Co-Leader and Director of Operations
Marina manages operations and volunteers for both The Climate Mobilization and Climate Mobilization Project. She brings broad experience working in non-profit organizations, health care settings, and running her own private counseling practice. Before joining Climate Mobilization, Marina maintained a practice focusing exclusively on climate-related emotional coping, helping people make bold choices for lifestyle and professional change in response to the Climate Emergency. She has a bachelor’s degree in political science and Spanish from Wake Forest University and a Masters in Counseling from UNC Greensboro.

Meghann Beer

Co-Leader and Director of Resource Mobilization and Strategy

Meghann brings more than 20 years of nonprofit management and fundraising experience to The Climate Mobilization and Climate Mobilization Project.

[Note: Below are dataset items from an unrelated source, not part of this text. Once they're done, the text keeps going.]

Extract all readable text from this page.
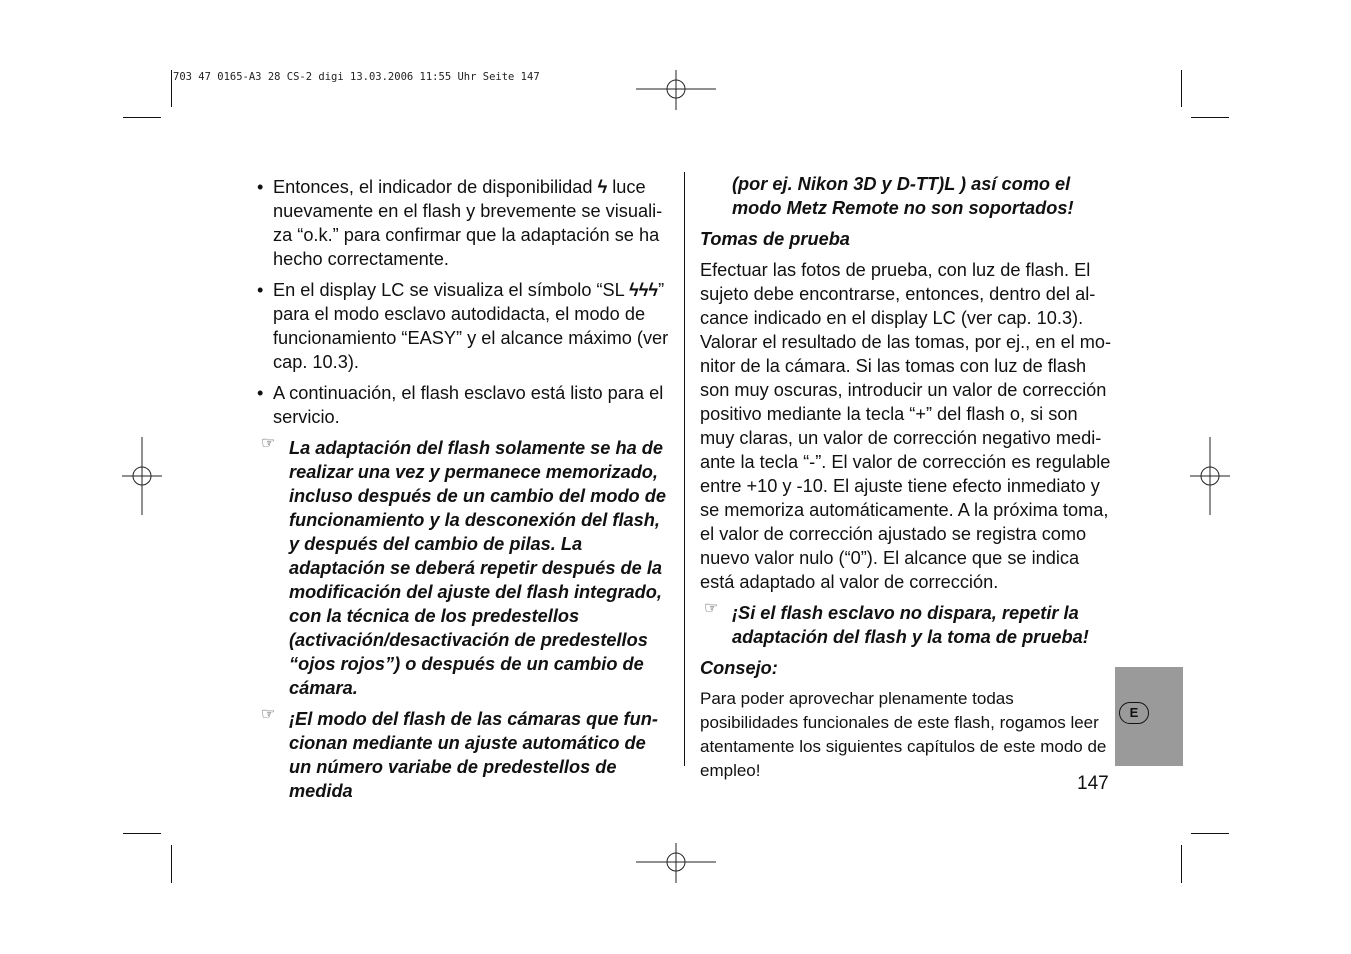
703 47 0165-A3 28 CS-2 digi 13.03.2006 11:55 Uhr Seite 147
• Entonces, el indicador de disponibilidad ϟ luce nuevamente en el flash y brevemente se visuali-za “o.k.” para confirmar que la adaptación se ha hecho correctamente.
• En el display LC se visualiza el símbolo “SL ϟϟϟ” para el modo esclavo autodidacta, el modo de funcionamiento “EASY” y el alcance máximo (ver cap. 10.3).
• A continuación, el flash esclavo está listo para el servicio.
☞ La adaptación del flash solamente se ha de realizar una vez y permanece memorizado, incluso después de un cambio del modo de funcionamiento y la desconexión del flash, y después del cambio de pilas. La adaptación se deberá repetir después de la modificación del ajuste del flash integrado, con la técnica de los predestellos (activación/desactivación de predestellos “ojos rojos”) o después de un cambio de cámara.
☞ ¡El modo del flash de las cámaras que fun-cionan mediante un ajuste automático de un número variabe de predestellos de medida
(por ej. Nikon 3D y D-TT)L ) así como el modo Metz Remote no son soportados!
Tomas de prueba
Efectuar las fotos de prueba, con luz de flash. El sujeto debe encontrarse, entonces, dentro del al-cance indicado en el display LC (ver cap. 10.3). Valorar el resultado de las tomas, por ej., en el mo-nitor de la cámara. Si las tomas con luz de flash son muy oscuras, introducir un valor de corrección positivo mediante la tecla “+” del flash o, si son muy claras, un valor de corrección negativo medi-ante la tecla “-”. El valor de corrección es regulable entre +10 y -10. El ajuste tiene efecto inmediato y se memoriza automáticamente. A la próxima toma, el valor de corrección ajustado se registra como nuevo valor nulo (“0”). El alcance que se indica está adaptado al valor de corrección.
☞ ¡Si el flash esclavo no dispara, repetir la adaptación del flash y la toma de prueba!
Consejo:
Para poder aprovechar plenamente todas posibilidades funcionales de este flash, rogamos leer atentamente los siguientes capítulos de este modo de empleo!
E
147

For over a decade Meghann has worked as a nonprofit consultant helping organizations expand their capacity, secure revenue, develop successful strategies, and effectively evaluate their programs, enabling them to create greater positive change in the world. She has also worked as an executive director, designed and facilitated international service learning experiences, and taught university courses in fundraising and nonprofit management. Meghann earned a MPA in Nonprofit Management and Comparative and International Affairs from The School of Public and Environmental Affairs at Indiana University, in Bloomington, IN and a BA in Art History and American Studies from Tufts University in Boston, MA.

Cris Lagunas

Strategy Director

Cris is helping to grow the Climate Emergency Movement by supporting creative campaigns and extending the reach of the movement’s message. Cris is a co-founder of the National Immigrant Youth Alliance, an organization dedicated to using direct action tactics to expose, challenge and dismantle the immigration detention system.Cris got his start in organizing when he was 15 years old, getting involved in a local group of fellow undocumented youth.

Zack Burley

Policy Associate

Zack provides policy support for the Climate Mobilization team, and brings a versatile set of policy skills and experiences in labor organizing, journalism, legislative politics, and legal practice to the climate emergency movement. Zack earned a JD from Denver University Sturm College of Law, is a founding organizer of the Political Workers Guild of Colorado, and formerly served as a legislative aide in the Colorado General Assembly.

AriDy Nox

Co-Leader and Director of Narrative Strategy

 AriDy Nox is a multi-disciplinary black femme storyteller and social activist with a variety of forward-thinking creative works under her/their belt. They create out of the vehement belief that creating a future in which marginalized peoples are free requires a radical imagination. Their tales are offerings intended to function as small parts of an ancient, expansive, awe-inspiring tradition of world-shaping, created by and for black femmes. They have over a decade of experience as a young social activist and organizer, within reproductive justice and racial justice frameworks with organizations like the Young Women of Color Leadership Council with Advocates for Youth, the Toni Cade Bamabara Collective at Spelman College and Alpha Kappa Alpha Sorority Incorporated. They bring creativity, enthusiasm and a tremendous capacity for organization to her/their role and deep belief that times of apocalypse are opportunities for rebirth. We need first imagine the world we want in order to create it.